Of Hawthorne, on the contrary, we know nothing except as a person in a perfectly normal condition. His wife once said that she had rarely known him to be indignant, and never to lose his temper. He was the most sensitive of men, but he also possesed an indomitable will. It was only his terrible determination that could make his life a success. Emerson, who had little sympathy with him otherwise, always admired the perfect equipoise of his nature. A man could not be more thoroughly himself; but, such a reticent, unsociable character as Hawthorne could never be used as the main-spring of a drama, for he would continually impede the progress of the plot. A dramatic character needs to be a talkative person; one that either acts out his internal life, or indirectly exposes it. Hawthorne's best friends do not appear to have known what his real opinions were. This perpetual reserve, this unwillingness to assimilate himself to others, may have been necessary for the perfection of his art.

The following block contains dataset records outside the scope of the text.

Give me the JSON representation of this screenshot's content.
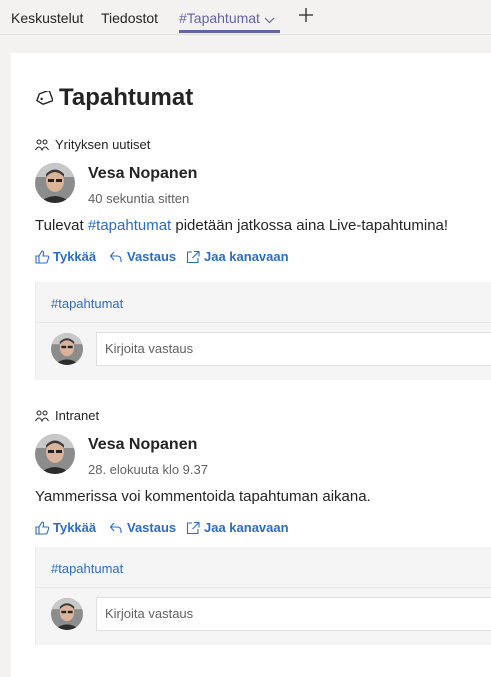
{
  "tabs": [
    {
      "label": "Keskustelut"
    },
    {
      "label": "Tiedostot"
    },
    {
      "label": "#Tapahtumat"
    }
  ],
  "page": {
    "title": "Tapahtumat"
  },
  "threads": [
    {
      "group": "Yrityksen uutiset",
      "author": "Vesa Nopanen",
      "time": "40 sekuntia sitten",
      "body_before": "Tulevat ",
      "body_hashtag": "#tapahtumat",
      "body_after": " pidetään jatkossa aina Live-tapahtumina!",
      "actions": {
        "like": "Tykkää",
        "reply": "Vastaus",
        "share": "Jaa kanavaan"
      },
      "topic": "#tapahtumat",
      "reply_placeholder": "Kirjoita vastaus"
    },
    {
      "group": "Intranet",
      "author": "Vesa Nopanen",
      "time": "28. elokuuta klo 9.37",
      "body": "Yammerissa voi kommentoida tapahtuman aikana.",
      "actions": {
        "like": "Tykkää",
        "reply": "Vastaus",
        "share": "Jaa kanavaan"
      },
      "topic": "#tapahtumat",
      "reply_placeholder": "Kirjoita vastaus"
    }
  ],
  "colors": {
    "accent": "#6264a7",
    "link": "#2b6cc4",
    "background": "#f3f2f1"
  }
}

The greater a writer or an artist, the more unique he is,--the more sharply defined from all other members of his class. Hawthorne certainly did not resemble Scott, Dickens, or Thackeray, either in his life or his work. He [374] was perhaps more like Auerbach than any other writer of the nineteenth century, but still more like Goldsmith. The “Vicar of Wakefield” and the “House of the seven Gables” are the two perfect romances in the English tongue; and the “Deserted Village,” though written in poetry, has very much the quality of Hawthorne's shorter sketches. “And tales much older than the ale went round” is closely akin to Hawthorne's humor; yet there was little outward similarity between them, for Goldsmith was often gay and sometimes frivolous; and although Hawthorne never published a line of poetry he was the more poetic of the two, as Goldsmith was the more dramatic. He also resembled Goldsmith in his small financial difficulties.

In his persistent reserve, in the seriousness of his delineation, and in his indifference to the opinions of others, Hawthorne reminds us somewhat of Michael Angelo; but he is one of the most unique figures among the world's geniuses.